Hadits ini menyatakan bahwa pada zaman Nabi dan masa Khalifah Abu Bakar dan Umar ra. azan waktu sembahyang Jum’at ada dua kali (satu azan dan qamat). Kemudian setelah manusia berkembang ditambah azan yang ketiga, (sekarang dinamai azan pertama) dalam sembahyang Jum’at.
Dengan demikian maka azan-azan yang pertama itu adalah “bid’ah” hasanah yang diadakan oleh Khalifah Rasyidin Sayyidina Utsman, yang kita diperintahkan oleh Nabi untuk mengikutinya.
Selain membukukan Qur’an, sembahyang tarawih berjama’ah terus-menerus pada bulan Ramadhan dan azan pertama pada waktu sembahyang Jum’at, ada lagi beberapa masalah agama lainnya yang diadakan oleh Khalifah-khalifah Rasyidin Abu Bakar, Umar, Utsman, dan Ali ra.
Ummat Islam diperintahkan oleh Nabi Muhammad saw, supaya mengikuti sunnah Khalifah Rasyidin itu.

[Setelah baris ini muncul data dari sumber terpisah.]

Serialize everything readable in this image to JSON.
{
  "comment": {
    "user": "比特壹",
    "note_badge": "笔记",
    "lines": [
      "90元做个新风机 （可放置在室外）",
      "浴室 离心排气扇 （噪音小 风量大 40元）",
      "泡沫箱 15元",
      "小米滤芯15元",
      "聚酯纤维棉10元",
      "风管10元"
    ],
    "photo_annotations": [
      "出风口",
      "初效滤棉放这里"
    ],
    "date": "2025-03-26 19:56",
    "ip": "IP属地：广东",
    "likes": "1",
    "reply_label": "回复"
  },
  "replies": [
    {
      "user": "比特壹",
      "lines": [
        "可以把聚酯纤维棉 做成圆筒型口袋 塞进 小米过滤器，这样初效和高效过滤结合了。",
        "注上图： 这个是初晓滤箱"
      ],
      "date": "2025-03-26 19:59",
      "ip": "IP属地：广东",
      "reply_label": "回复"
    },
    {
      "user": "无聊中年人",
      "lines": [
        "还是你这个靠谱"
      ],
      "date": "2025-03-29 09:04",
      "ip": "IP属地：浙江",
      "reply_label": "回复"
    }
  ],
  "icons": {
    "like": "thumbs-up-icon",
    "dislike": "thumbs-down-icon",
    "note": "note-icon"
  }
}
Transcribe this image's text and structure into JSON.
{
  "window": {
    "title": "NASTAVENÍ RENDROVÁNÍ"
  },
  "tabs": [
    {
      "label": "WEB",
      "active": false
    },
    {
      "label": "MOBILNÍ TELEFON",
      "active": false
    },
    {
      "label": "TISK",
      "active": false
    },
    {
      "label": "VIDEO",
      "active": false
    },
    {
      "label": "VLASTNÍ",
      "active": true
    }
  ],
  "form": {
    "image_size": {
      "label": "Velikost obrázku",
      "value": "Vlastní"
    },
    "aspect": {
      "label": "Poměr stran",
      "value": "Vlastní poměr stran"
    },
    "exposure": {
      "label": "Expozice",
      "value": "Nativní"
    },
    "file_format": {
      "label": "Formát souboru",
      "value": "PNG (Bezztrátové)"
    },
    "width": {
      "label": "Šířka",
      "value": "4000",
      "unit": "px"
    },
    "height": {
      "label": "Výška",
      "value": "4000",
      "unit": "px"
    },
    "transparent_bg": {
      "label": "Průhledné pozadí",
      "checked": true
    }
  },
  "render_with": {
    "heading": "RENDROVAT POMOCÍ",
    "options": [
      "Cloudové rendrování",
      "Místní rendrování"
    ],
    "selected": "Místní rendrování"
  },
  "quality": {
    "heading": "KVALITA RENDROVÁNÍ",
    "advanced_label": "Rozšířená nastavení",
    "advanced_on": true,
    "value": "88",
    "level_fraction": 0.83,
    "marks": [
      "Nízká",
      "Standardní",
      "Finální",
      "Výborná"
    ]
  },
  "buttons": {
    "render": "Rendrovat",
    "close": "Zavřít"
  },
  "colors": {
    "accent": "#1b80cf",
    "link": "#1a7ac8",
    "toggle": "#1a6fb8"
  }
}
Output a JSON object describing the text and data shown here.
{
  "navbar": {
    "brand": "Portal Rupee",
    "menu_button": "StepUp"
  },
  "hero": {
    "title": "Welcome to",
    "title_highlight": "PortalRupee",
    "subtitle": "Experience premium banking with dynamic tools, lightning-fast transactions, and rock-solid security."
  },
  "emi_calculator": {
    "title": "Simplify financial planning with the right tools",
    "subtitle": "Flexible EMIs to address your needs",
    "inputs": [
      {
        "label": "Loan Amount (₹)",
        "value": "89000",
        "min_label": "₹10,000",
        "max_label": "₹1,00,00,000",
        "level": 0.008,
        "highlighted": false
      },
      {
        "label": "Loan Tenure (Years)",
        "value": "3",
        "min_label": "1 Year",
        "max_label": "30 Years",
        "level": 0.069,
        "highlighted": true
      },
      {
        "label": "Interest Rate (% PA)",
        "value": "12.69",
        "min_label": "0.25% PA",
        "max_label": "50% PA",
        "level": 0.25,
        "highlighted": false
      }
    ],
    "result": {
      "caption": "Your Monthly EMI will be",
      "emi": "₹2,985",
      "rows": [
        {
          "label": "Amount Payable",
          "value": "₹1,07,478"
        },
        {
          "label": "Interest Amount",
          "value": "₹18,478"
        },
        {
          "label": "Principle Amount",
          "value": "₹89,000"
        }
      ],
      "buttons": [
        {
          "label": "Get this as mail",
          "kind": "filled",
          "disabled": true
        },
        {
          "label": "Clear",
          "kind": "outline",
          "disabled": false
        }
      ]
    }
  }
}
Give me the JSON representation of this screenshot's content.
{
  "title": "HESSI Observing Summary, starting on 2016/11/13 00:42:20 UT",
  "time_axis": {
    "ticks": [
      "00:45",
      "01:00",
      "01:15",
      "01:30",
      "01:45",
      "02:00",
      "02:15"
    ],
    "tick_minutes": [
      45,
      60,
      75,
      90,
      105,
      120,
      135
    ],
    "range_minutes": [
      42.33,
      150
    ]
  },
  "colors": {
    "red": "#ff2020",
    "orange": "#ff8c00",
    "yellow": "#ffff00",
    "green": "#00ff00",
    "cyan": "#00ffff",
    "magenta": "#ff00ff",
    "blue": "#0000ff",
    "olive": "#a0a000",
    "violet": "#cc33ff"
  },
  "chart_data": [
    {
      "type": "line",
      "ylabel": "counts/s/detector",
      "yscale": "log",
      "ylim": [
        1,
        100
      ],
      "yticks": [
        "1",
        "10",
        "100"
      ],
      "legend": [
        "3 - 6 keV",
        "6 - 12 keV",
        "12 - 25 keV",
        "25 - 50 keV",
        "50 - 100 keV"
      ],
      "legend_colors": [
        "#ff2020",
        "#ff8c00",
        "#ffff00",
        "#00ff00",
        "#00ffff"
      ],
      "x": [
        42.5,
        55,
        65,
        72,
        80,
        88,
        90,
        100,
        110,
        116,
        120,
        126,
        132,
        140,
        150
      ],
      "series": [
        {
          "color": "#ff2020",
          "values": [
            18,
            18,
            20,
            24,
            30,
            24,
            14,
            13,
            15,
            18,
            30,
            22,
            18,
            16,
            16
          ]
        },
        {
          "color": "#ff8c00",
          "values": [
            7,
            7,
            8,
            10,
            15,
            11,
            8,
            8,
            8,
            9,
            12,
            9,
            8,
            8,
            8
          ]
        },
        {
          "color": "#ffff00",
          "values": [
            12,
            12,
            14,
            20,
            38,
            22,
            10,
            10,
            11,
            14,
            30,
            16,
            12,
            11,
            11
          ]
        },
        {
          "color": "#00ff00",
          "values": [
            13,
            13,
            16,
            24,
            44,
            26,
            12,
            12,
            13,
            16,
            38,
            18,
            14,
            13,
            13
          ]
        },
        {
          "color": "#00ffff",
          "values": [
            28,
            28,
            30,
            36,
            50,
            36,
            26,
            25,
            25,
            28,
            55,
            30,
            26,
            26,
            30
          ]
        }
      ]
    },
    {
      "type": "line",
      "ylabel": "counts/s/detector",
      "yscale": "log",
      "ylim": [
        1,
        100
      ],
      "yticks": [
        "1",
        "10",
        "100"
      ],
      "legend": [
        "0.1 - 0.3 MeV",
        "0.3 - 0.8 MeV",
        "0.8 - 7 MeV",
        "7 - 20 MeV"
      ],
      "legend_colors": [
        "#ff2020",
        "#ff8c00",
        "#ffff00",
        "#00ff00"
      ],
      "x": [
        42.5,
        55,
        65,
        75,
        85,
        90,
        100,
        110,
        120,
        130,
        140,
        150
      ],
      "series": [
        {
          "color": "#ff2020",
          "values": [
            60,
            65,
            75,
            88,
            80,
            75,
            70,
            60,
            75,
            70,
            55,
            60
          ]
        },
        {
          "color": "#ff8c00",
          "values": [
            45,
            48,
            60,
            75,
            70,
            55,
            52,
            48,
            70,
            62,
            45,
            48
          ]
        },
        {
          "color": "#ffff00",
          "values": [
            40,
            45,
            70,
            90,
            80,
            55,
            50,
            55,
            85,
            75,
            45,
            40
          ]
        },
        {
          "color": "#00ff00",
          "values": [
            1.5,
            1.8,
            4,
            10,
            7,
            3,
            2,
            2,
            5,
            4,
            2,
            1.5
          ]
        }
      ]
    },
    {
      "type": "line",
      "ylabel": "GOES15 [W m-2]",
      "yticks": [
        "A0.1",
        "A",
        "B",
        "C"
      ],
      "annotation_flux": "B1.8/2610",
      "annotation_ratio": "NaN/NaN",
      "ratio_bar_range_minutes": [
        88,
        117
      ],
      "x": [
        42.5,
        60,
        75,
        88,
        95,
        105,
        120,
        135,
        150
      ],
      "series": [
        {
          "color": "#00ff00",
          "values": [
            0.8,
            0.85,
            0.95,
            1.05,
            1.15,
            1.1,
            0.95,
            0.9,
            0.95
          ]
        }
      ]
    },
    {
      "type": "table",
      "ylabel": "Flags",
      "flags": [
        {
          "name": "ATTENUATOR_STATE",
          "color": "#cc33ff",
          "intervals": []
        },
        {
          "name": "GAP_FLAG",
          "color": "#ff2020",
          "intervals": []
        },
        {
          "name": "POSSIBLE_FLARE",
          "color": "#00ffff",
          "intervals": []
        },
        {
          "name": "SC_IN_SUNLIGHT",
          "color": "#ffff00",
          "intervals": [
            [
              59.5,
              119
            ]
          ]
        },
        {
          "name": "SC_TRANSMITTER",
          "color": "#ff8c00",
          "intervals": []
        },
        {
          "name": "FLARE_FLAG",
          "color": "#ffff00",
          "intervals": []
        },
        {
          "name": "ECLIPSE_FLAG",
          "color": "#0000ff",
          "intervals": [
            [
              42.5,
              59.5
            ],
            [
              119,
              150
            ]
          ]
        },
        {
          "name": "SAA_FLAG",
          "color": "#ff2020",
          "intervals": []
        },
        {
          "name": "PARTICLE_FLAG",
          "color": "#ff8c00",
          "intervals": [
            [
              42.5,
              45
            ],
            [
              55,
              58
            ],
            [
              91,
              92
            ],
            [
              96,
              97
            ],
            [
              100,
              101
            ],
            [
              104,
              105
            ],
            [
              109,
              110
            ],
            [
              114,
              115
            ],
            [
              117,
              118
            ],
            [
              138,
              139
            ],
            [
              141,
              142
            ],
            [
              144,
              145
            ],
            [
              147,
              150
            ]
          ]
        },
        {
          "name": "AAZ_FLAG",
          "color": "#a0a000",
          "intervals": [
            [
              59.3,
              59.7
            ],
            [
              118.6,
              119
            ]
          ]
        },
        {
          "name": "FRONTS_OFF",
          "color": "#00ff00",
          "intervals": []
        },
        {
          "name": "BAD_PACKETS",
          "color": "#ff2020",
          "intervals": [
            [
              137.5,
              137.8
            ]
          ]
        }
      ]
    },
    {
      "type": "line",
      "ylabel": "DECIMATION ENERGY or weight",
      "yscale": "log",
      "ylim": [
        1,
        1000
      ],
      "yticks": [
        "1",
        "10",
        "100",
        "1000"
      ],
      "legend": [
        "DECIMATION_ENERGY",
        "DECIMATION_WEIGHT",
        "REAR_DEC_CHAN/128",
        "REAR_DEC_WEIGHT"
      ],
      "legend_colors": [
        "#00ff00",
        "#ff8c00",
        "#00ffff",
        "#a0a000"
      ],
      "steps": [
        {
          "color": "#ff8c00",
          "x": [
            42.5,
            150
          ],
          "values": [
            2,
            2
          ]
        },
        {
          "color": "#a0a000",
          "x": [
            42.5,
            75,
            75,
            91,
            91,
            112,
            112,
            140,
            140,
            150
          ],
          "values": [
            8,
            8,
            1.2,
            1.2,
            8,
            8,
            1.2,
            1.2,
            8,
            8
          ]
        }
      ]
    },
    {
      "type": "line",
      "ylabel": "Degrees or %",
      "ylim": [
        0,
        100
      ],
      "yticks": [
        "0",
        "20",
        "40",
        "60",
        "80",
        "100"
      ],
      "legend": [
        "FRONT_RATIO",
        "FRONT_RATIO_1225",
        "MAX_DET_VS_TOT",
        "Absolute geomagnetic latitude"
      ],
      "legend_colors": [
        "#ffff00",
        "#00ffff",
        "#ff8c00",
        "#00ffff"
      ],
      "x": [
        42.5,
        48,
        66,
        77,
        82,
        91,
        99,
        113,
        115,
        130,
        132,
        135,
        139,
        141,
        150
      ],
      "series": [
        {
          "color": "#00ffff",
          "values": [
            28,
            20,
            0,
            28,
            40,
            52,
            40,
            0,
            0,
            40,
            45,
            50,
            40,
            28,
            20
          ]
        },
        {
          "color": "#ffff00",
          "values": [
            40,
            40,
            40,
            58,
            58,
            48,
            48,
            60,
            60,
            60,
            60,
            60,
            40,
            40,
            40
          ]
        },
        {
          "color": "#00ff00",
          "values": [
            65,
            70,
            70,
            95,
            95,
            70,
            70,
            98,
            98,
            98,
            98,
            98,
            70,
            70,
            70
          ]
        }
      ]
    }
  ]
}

Barangsiapa yang tidak mau mengikuti sunnah Khalifah Rasyidin, berarti tidak mengikuti sunnah Nabi. Na’udzubillah!


HADITS KE-9
Beliau berkata begini:



Artinya:
Bahwasanya Huzaifah bin Yaman datang kepada Sayyidina Utsman (Khalifah ketiga). Ketika itu Huzaifah mengepalai jihad di daerah Syam dalam memerangi Armini dan Azarbaiyan. Huzaifah sangat terkejut mendengar perbedaan-perbedaan prajurit dalam membaca Al-Qur’an. Maka datanglah Huzaifah kepada Khalifah Utsman bin Affan, lalu beliau berkata: “Hai Khalifah, buru-burulah menolong ummat Islam sebelum mereka berselisih tentang kitab suci sebagai perselisihan Yahudi dan Nashara”.
Maka Sayyidina Utsman meminta kepada Siti Hafasah agar kumpulan Qur’an yang ada di tangan beliau diberikan kepadanya untuk disalin dan kemudian dikembalikan.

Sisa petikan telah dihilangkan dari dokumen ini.